Sieben Jahre Haft nach jahrelangem Online-Missbrauch eines Mädchens
Das Landgericht Nürnberg-Fürth hat einen Mann zu einer Freiheitsstrafe von sieben Jahren verurteilt, weil er über Jahre hinweg ein Mädchen auf den Philippinen über das Internet schwer missbraucht haben soll. Zu Prozessbeginn hatte der Angeklagte die Vorwürfe nach Angaben seines Verteidigers weitgehend eingeräumt. Das Urteil ist bislang noch nicht rechtskräftig.
Die Zentralstelle zur Bekämpfung der Cyberkriminalität bei der Generalstaatsanwaltschaft Bamberg hatte elf Jahre Haft beantragt. Die Verteidigung plädierte hingegen auf eine Strafe von höchstens sechs Jahren.
Anweisungen über WhatsApp
Nach Überzeugung des Gerichts übermittelte der heute 54-Jährige dem Mädchen und dessen Mutter per WhatsApp genaue Anweisungen. Sie sollten sexuelle Handlungen an sich selbst, an anderen Kindern sowie an Erwachsenen vornehmen und diese per Fotos und Videos dokumentieren. Dafür habe der Mann Summen zwischen 10 und 70 Euro gezahlt. Das Gericht wertete rund 80 Taten als erwiesen. In zwei Fällen soll der Missbrauch auch live übertragen worden sein. Teile der Beweisaufnahme fanden unter Ausschluss der Öffentlichkeit statt.
Ausgelöst wurden die Ermittlungen durch eine Hilfsorganisation auf den Philippinen, die australische Behörden informierte. Im Mai 2025 nahmen deutsche Ermittler den Mann fest und durchsuchten seine Wohnung. Dabei wurden laut Generalstaatsanwaltschaft mehr als 11.000 Bilder von sexualisierter Gewalt gegen Kinder sowie mindestens 87 Videos sichergestellt.

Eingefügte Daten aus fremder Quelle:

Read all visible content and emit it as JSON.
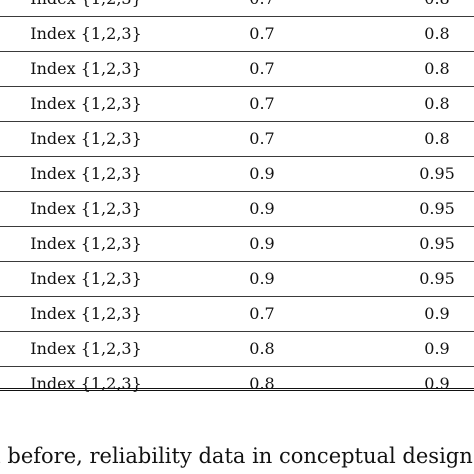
{
  "table": {
    "rows": [
      {
        "index": "Index {1,2,3}",
        "a": "0.7",
        "b": "0.8"
      },
      {
        "index": "Index {1,2,3}",
        "a": "0.7",
        "b": "0.8"
      },
      {
        "index": "Index {1,2,3}",
        "a": "0.7",
        "b": "0.8"
      },
      {
        "index": "Index {1,2,3}",
        "a": "0.7",
        "b": "0.8"
      },
      {
        "index": "Index {1,2,3}",
        "a": "0.7",
        "b": "0.8"
      },
      {
        "index": "Index {1,2,3}",
        "a": "0.9",
        "b": "0.95"
      },
      {
        "index": "Index {1,2,3}",
        "a": "0.9",
        "b": "0.95"
      },
      {
        "index": "Index {1,2,3}",
        "a": "0.9",
        "b": "0.95"
      },
      {
        "index": "Index {1,2,3}",
        "a": "0.9",
        "b": "0.95"
      },
      {
        "index": "Index {1,2,3}",
        "a": "0.7",
        "b": "0.9"
      },
      {
        "index": "Index {1,2,3}",
        "a": "0.8",
        "b": "0.9"
      },
      {
        "index": "Index {1,2,3}",
        "a": "0.8",
        "b": "0.9"
      }
    ]
  },
  "body_text": "l before, reliability data in conceptual design can b"
}
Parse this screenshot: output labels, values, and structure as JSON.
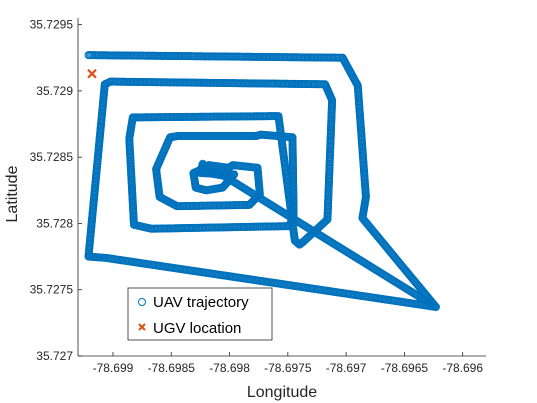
{
  "chart_data": {
    "type": "scatter",
    "xlabel": "Longitude",
    "ylabel": "Latitude",
    "xlim": [
      -78.6993,
      -78.6958
    ],
    "ylim": [
      35.727,
      35.72955
    ],
    "xticks": [
      -78.699,
      -78.6985,
      -78.698,
      -78.6975,
      -78.697,
      -78.6965,
      -78.696
    ],
    "xtick_labels": [
      "-78.699",
      "-78.6985",
      "-78.698",
      "-78.6975",
      "-78.697",
      "-78.6965",
      "-78.696"
    ],
    "yticks": [
      35.727,
      35.7275,
      35.728,
      35.7285,
      35.729,
      35.7295
    ],
    "ytick_labels": [
      "35.727",
      "35.7275",
      "35.728",
      "35.7285",
      "35.729",
      "35.7295"
    ],
    "grid": false,
    "legend_position": "bottom-left",
    "series": [
      {
        "name": "UAV trajectory",
        "marker": "o",
        "color": "#0072BD",
        "x": [
          -78.69921,
          -78.69703,
          -78.6969,
          -78.69683,
          -78.69686,
          -78.69623,
          -78.69906,
          -78.69921,
          -78.69907,
          -78.69902,
          -78.69718,
          -78.69712,
          -78.69716,
          -78.69737,
          -78.6974,
          -78.69744,
          -78.69758,
          -78.69883,
          -78.69886,
          -78.69882,
          -78.69867,
          -78.69749,
          -78.69745,
          -78.69746,
          -78.69773,
          -78.69777,
          -78.69844,
          -78.69851,
          -78.69863,
          -78.6986,
          -78.69845,
          -78.69783,
          -78.69774,
          -78.69776,
          -78.69797,
          -78.69801,
          -78.69818,
          -78.69821,
          -78.69831,
          -78.69829,
          -78.6982,
          -78.69806,
          -78.69797,
          -78.69796,
          -78.69825,
          -78.69823,
          -78.69818,
          -78.69805,
          -78.69623
        ],
        "y": [
          35.72927,
          35.72925,
          35.72904,
          35.7282,
          35.72804,
          35.72737,
          35.72774,
          35.72775,
          35.72905,
          35.72907,
          35.72905,
          35.72893,
          35.72803,
          35.72786,
          35.72784,
          35.72787,
          35.72881,
          35.7288,
          35.72864,
          35.72799,
          35.72796,
          35.72798,
          35.72805,
          35.72865,
          35.72867,
          35.72866,
          35.72866,
          35.72865,
          35.72841,
          35.7282,
          35.72813,
          35.72814,
          35.72822,
          35.72842,
          35.72844,
          35.72842,
          35.72844,
          35.72842,
          35.72838,
          35.72827,
          35.72825,
          35.72827,
          35.72836,
          35.72837,
          35.72838,
          35.72845,
          35.72838,
          35.72836,
          35.72737
        ]
      },
      {
        "name": "UGV location",
        "marker": "x",
        "color": "#D95319",
        "x": [
          -78.69918
        ],
        "y": [
          35.72913
        ]
      }
    ]
  }
}
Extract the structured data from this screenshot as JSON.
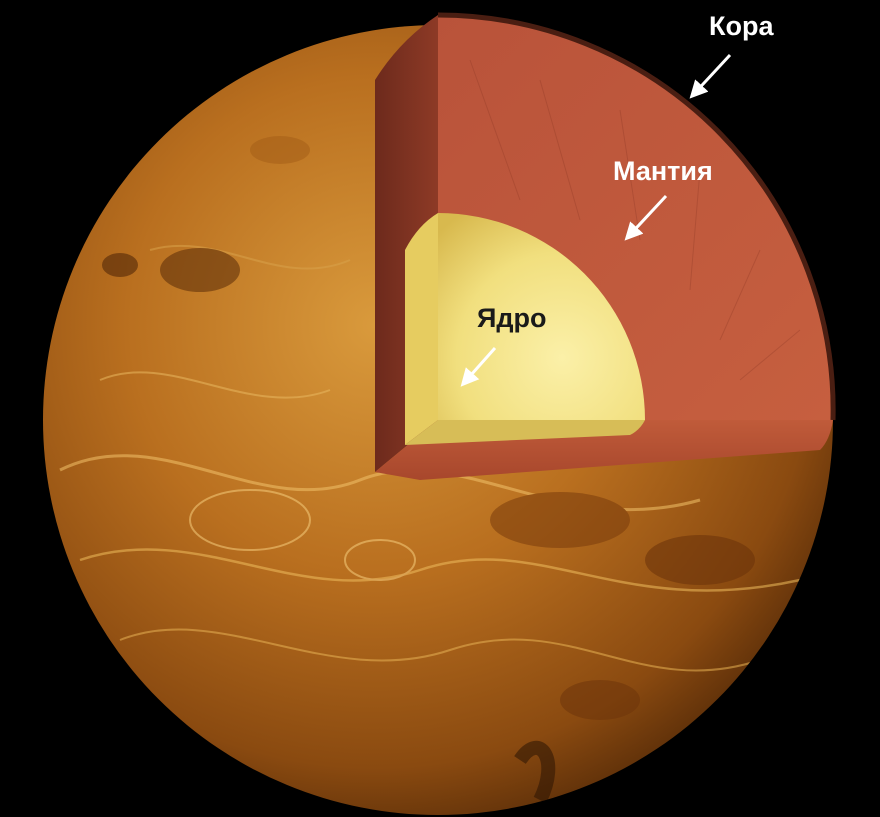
{
  "labels": {
    "crust": "Кора",
    "mantle": "Мантия",
    "core": "Ядро"
  },
  "colors": {
    "background": "#000000",
    "crust_label": "#ffffff",
    "mantle_label": "#ffffff",
    "core_label": "#1a1a1a",
    "mantle_face": "#c0583a",
    "mantle_dark": "#7a3022",
    "core": "#f0dc7a"
  }
}
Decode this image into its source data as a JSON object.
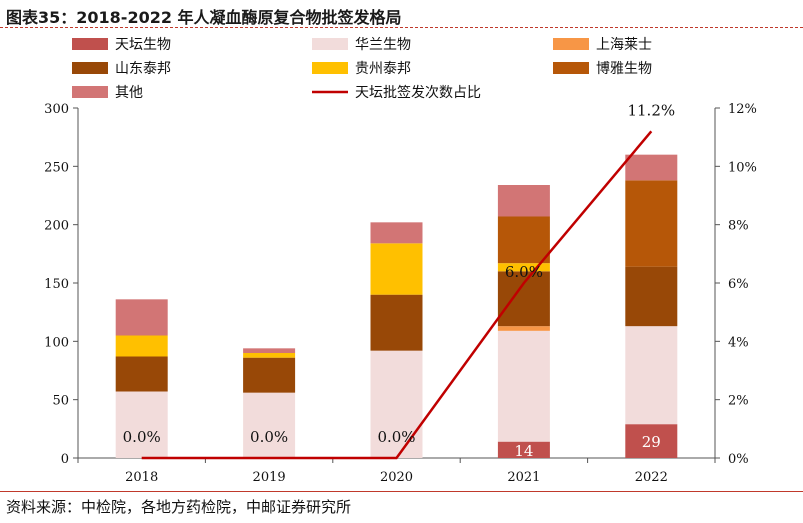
{
  "title": "图表35：2018-2022 年人凝血酶原复合物批签发格局",
  "source": "资料来源：中检院，各地方药检院，中邮证券研究所",
  "chart_data": {
    "type": "bar",
    "stacked": true,
    "categories": [
      "2018",
      "2019",
      "2020",
      "2021",
      "2022"
    ],
    "series": [
      {
        "name": "天坛生物",
        "values": [
          0,
          0,
          0,
          14,
          29
        ],
        "color": "#c0504d"
      },
      {
        "name": "华兰生物",
        "values": [
          57,
          56,
          92,
          95,
          84
        ],
        "color": "#f2dcdb"
      },
      {
        "name": "上海莱士",
        "values": [
          0,
          0,
          0,
          4,
          0
        ],
        "color": "#f79646"
      },
      {
        "name": "山东泰邦",
        "values": [
          30,
          30,
          48,
          47,
          51
        ],
        "color": "#984807"
      },
      {
        "name": "贵州泰邦",
        "values": [
          18,
          4,
          44,
          7,
          0
        ],
        "color": "#ffc000"
      },
      {
        "name": "博雅生物",
        "values": [
          0,
          0,
          0,
          40,
          74
        ],
        "color": "#b65708"
      },
      {
        "name": "其他",
        "values": [
          31,
          4,
          18,
          27,
          22
        ],
        "color": "#d27575"
      }
    ],
    "line": {
      "name": "天坛批签发次数占比",
      "values": [
        0.0,
        0.0,
        0.0,
        6.0,
        11.2
      ],
      "color": "#c00000",
      "axis": "right"
    },
    "bar_labels": {
      "series": "天坛生物",
      "values": [
        "",
        "",
        "",
        "14",
        "29"
      ]
    },
    "line_labels": [
      "0.0%",
      "0.0%",
      "0.0%",
      "6.0%",
      "11.2%"
    ],
    "ylim": [
      0,
      300
    ],
    "yticks": [
      "0",
      "50",
      "100",
      "150",
      "200",
      "250",
      "300"
    ],
    "y2lim": [
      0,
      12
    ],
    "y2ticks": [
      "0%",
      "2%",
      "4%",
      "6%",
      "8%",
      "10%",
      "12%"
    ],
    "legend_position": "top"
  }
}
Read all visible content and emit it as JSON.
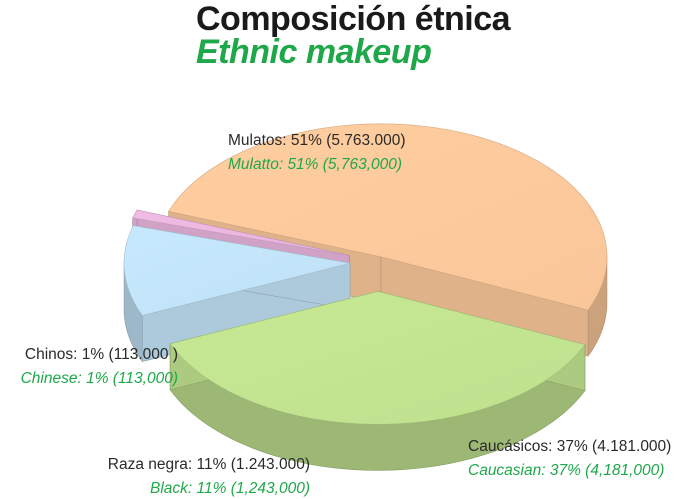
{
  "colors": {
    "title": "#1a1a1a",
    "accent_green": "#1fa84a",
    "mulatos": "#f9c699",
    "caucasicos": "#bfe08e",
    "raza_negra": "#bfe0f4",
    "chinos": "#e7b4dc"
  },
  "chart_data": {
    "type": "pie",
    "title": "Composición étnica",
    "subtitle": "Ethnic makeup",
    "slices": [
      {
        "key": "mulatos",
        "label": "Mulatos: 51% (5.763.000)",
        "label_en": "Mulatto: 51% (5,763,000)",
        "percent": 51,
        "value": 5763000
      },
      {
        "key": "caucasicos",
        "label": "Caucásicos: 37% (4.181.000)",
        "label_en": "Caucasian: 37% (4,181,000)",
        "percent": 37,
        "value": 4181000
      },
      {
        "key": "raza_negra",
        "label": "Raza negra: 11% (1.243.000)",
        "label_en": "Black: 11% (1,243,000)",
        "percent": 11,
        "value": 1243000
      },
      {
        "key": "chinos",
        "label": "Chinos: 1% (113.000 )",
        "label_en": "Chinese: 1% (113,000)",
        "percent": 1,
        "value": 113000
      }
    ],
    "legend": "none"
  }
}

Entschädigungszahlung wirkte strafmildernd
Bei der Strafzumessung berücksichtigte das Gericht neben dem umfassenden Geständnis auch, dass der Mann dem betroffenen Mädchen inzwischen 35.000 Euro gezahlt habe. Nach Gerichtsangaben lebe es mittlerweile unter besseren Bedingungen und habe zudem eine Entschuldigung angenommen.
Täter greifen aktiv in die Taten ein
Das sogenannte Livestreaming von Missbrauch gilt als häufige Tatform im Zusammenhang mit Kindern aus wirtschaftlich schwächeren Ländern. Dabei verfolgen Täter die Übergriffe nicht nur live über das Internet, sondern lenken sie oft auch durch konkrete Vorgaben.
Im Nürnberger Verfahren konnten die Ermittler jedoch nur in zwei Fällen einen tatsächlichen Livestream nachweisen. In den meisten angeklagten Fällen soll der Mann das Mädchen per Chat zu sexuellen Handlungen gedrängt und anschließend Bilder oder Videos davon erhalten haben. Ein Ermittler berichtete vor Gericht außerdem von etwa 40 Videoanrufen zwischen dem Angeklagten und dem Mädchen, deren Inhalt jedoch nicht mehr geklärt werden konnte.
Kontakt nach Aufenthalt auf den Philippinen
Nach Darstellung der Verteidigung lernte der Mann die Mutter und ihre Tochter während eines Sexurlaubs auf den Philippinen kennen. Danach habe sich ein intensiver Chatkontakt entwickelt. Sein Mandant habe sich eingeredet, das Mädchen sei mit den Vorgängen einverstanden gewesen, sagte der Verteidiger. Geendet habe der Missbrauch laut dieser Darstellung im Mai 2022, als das Mädchen mit seiner Mutter in Streit geraten sei und in ein Jugendheim gezogen sei.